I did all of this at 39. I couldn’t have afforded myself that opportunity in my 20s — and of course, many people my age can’t afford to take time off to figure out their next steps. The point of my advice is not to say you should take a year off and go to grad school or decamp to an ashram in India (though if that works for you, great).
After the deposit was paid, it was easy to give my notice.
Rather, it’s to say that if you’re hanging on a bit too long, afraid of what will happen next, find something that forces you into your next step. Sign up for something that you will have a hard time wiggling out of. That could be taking a night class, conducting informational interviews to learn more about a particular field, or doing some volunteer work in an area that interests you. Make a small commitment that feels easy to do at the time but later may feel hard to reverse.
After the deposit was paid, it was easy to give my notice. I knew what I was doing next, and I knew what I was solving for. I wasn’t fixing all of my job existential woes — I was getting myself on a path toward figuring out what I wanted to do.

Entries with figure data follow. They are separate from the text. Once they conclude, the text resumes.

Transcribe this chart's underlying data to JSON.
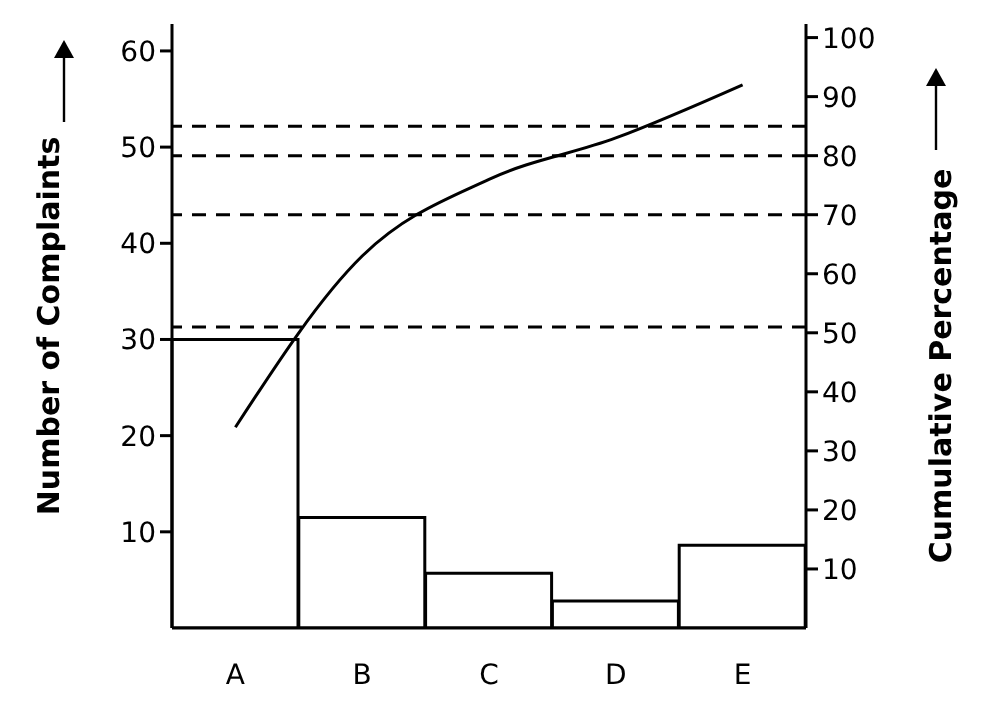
{
  "chart_data": {
    "type": "bar",
    "ylabel": "Number of Complaints",
    "y2label": "Cumulative Percentage",
    "categories": [
      "A",
      "B",
      "C",
      "D",
      "E"
    ],
    "series": [
      {
        "color": "#000000",
        "values": [
          30,
          11.5,
          5.7,
          2.8,
          8.6
        ]
      },
      {
        "type": "line",
        "axis": "y2",
        "color": "#000000",
        "values": [
          34,
          63,
          76,
          83,
          92
        ]
      }
    ],
    "ref_lines": [
      {
        "axis": "y2",
        "value": 51,
        "color": "#000000",
        "line_style": "dashed"
      },
      {
        "axis": "y2",
        "value": 70,
        "color": "#000000",
        "line_style": "dashed"
      },
      {
        "axis": "y2",
        "value": 80,
        "color": "#000000",
        "line_style": "dashed"
      },
      {
        "axis": "y2",
        "value": 85,
        "color": "#000000",
        "line_style": "dashed"
      }
    ],
    "ylim": [
      0,
      62.8
    ],
    "yticks": [
      10,
      20,
      30,
      40,
      50,
      60
    ],
    "y2lim": [
      0,
      102.3
    ],
    "y2ticks": [
      10,
      20,
      30,
      40,
      50,
      60,
      70,
      80,
      90,
      100
    ],
    "line_style": "solid",
    "marker": "none",
    "grid": false,
    "legend": false
  }
}
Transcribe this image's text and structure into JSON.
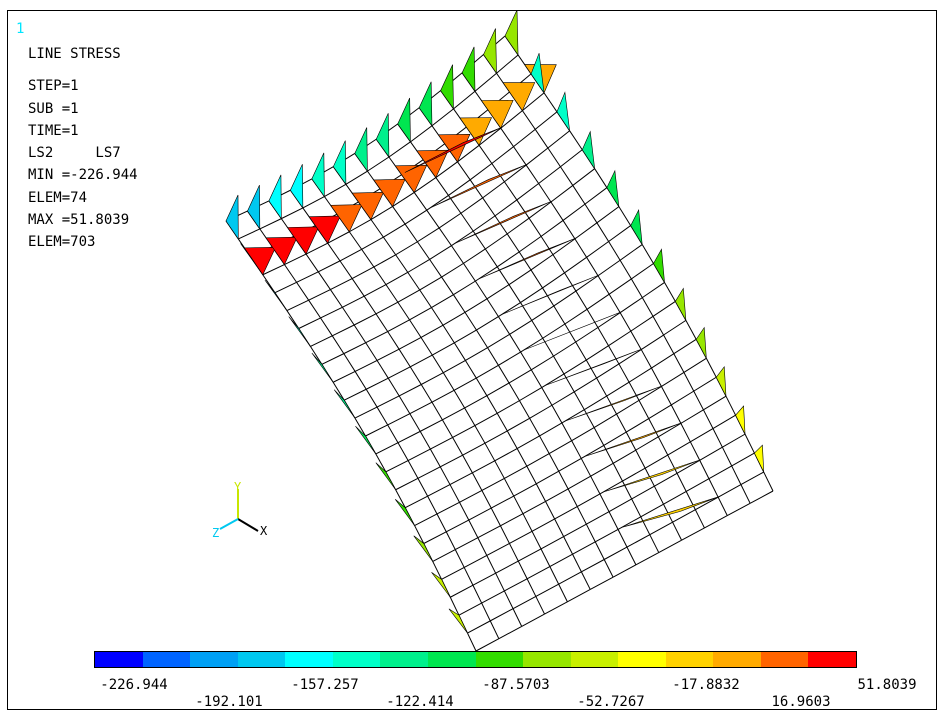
{
  "window_number": "1",
  "info": {
    "title": "LINE STRESS",
    "lines": [
      "STEP=1",
      "SUB =1",
      "TIME=1",
      "LS2     LS7",
      "MIN =-226.944",
      "ELEM=74",
      "MAX =51.8039",
      "ELEM=703"
    ]
  },
  "triad": {
    "y_label": "Y",
    "z_label": "Z",
    "x_label": "X"
  },
  "legend": {
    "colors": [
      "#0000ff",
      "#0064ff",
      "#00a0f5",
      "#00c8f0",
      "#00ffff",
      "#00ffc8",
      "#00f08c",
      "#00e650",
      "#32dc00",
      "#96e600",
      "#c8f000",
      "#ffff00",
      "#ffd200",
      "#ffaa00",
      "#ff6400",
      "#ff0000"
    ],
    "labels_top": [
      "-226.944",
      "-157.257",
      "-87.5703",
      "-17.8832",
      "51.8039"
    ],
    "labels_bottom": [
      "-192.101",
      "-122.414",
      "-52.7267",
      "16.9603"
    ]
  }
}
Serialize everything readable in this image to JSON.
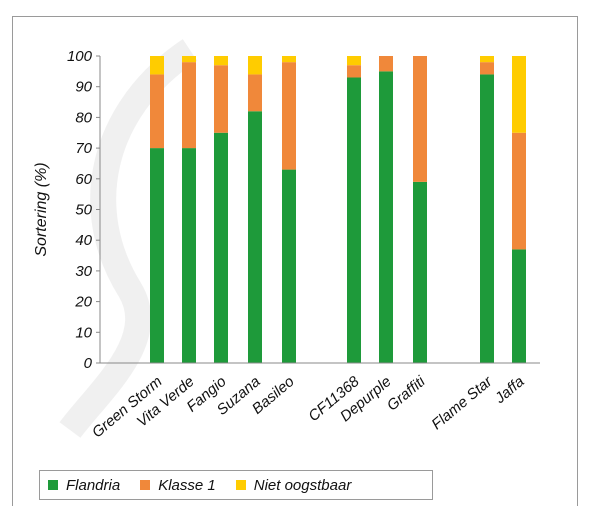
{
  "chart_data": {
    "type": "bar",
    "stacked": true,
    "title": "",
    "xlabel": "",
    "ylabel": "Sortering (%)",
    "ylim": [
      0,
      100
    ],
    "yticks": [
      0,
      10,
      20,
      30,
      40,
      50,
      60,
      70,
      80,
      90,
      100
    ],
    "categories": [
      "Green Storm",
      "Vita Verde",
      "Fangio",
      "Suzana",
      "Basileo",
      "CF11368",
      "Depurple",
      "Graffiti",
      "Flame Star",
      "Jaffa"
    ],
    "groups": [
      [
        0,
        1,
        2,
        3,
        4
      ],
      [
        5,
        6,
        7
      ],
      [
        8,
        9
      ]
    ],
    "series": [
      {
        "name": "Flandria",
        "color": "#1e9a3a",
        "values": [
          70,
          70,
          75,
          82,
          63,
          93,
          95,
          59,
          94,
          37
        ]
      },
      {
        "name": "Klasse 1",
        "color": "#f0883a",
        "values": [
          24,
          28,
          22,
          12,
          35,
          4,
          5,
          41,
          4,
          38
        ]
      },
      {
        "name": "Niet oogstbaar",
        "color": "#ffcc00",
        "values": [
          6,
          2,
          3,
          6,
          2,
          3,
          0,
          0,
          2,
          25
        ]
      }
    ],
    "grid": false,
    "legend_position": "bottom"
  }
}
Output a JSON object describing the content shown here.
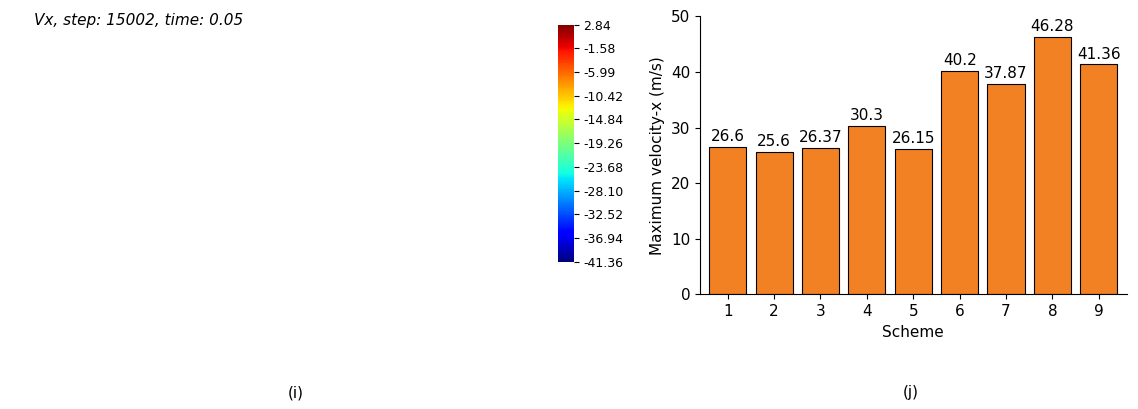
{
  "chart_data": [
    {
      "type": "heatmap",
      "title": "Vx, step: 15002, time: 0.05",
      "caption": "(i)",
      "colorbar_range": [
        -41.36,
        2.84
      ],
      "colorbar_ticks": [
        2.84,
        -1.58,
        -5.99,
        -10.42,
        -14.84,
        -19.26,
        -23.68,
        {
          "value": -28.1,
          "label": "-28.10"
        },
        -32.52,
        -36.94,
        -41.36
      ]
    },
    {
      "type": "bar",
      "caption": "(j)",
      "x_label": "Scheme",
      "y_label": "Maximum velocity-x (m/s)",
      "categories": [
        "1",
        "2",
        "3",
        "4",
        "5",
        "6",
        "7",
        "8",
        "9"
      ],
      "values": [
        26.6,
        25.6,
        26.37,
        30.3,
        26.15,
        40.2,
        37.87,
        46.28,
        41.36
      ],
      "color": "#f28123",
      "ylim": [
        0,
        50
      ],
      "yticks": [
        0,
        10,
        20,
        30,
        40,
        50
      ],
      "data_labels": true
    }
  ]
}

(Side note for those interested: During the year following my departure from Google, I went back to school, ended up starting a company, had a third child, paused school to zombie-walk my way through the newborn stage, and published a book. Only the school part was in motion when I left, but none of the other four things would have likely happened if I had stayed at my job. Also, that was a crazy year; I am not normally so productive.)
Reading magazine profiles or listening to cocktail party versions of people’s quitting stories, it’s easy to think you should only quit your job if you have a super clear vision of your future or are blessed with a million-dollar idea. Because our own narrative doesn’t feel so simple, we second-guess our instincts, allowing fear of the unknown to push us toward putting off the things we know we want to do.
Instead, we’d do well to embrace the messiness of our process and dispassionately figure out what’s important to us on the most fundamental level, building a business plan for our life that gradually gets us from point A to point B.
There are some people who are born knowing exactly what they want to do or who are super relaxed about riding the seas of change from one wave to the next. But those people never clicked on this article. But you did. And you read all the way to this sentence. The question is, why? And what are you waiting for?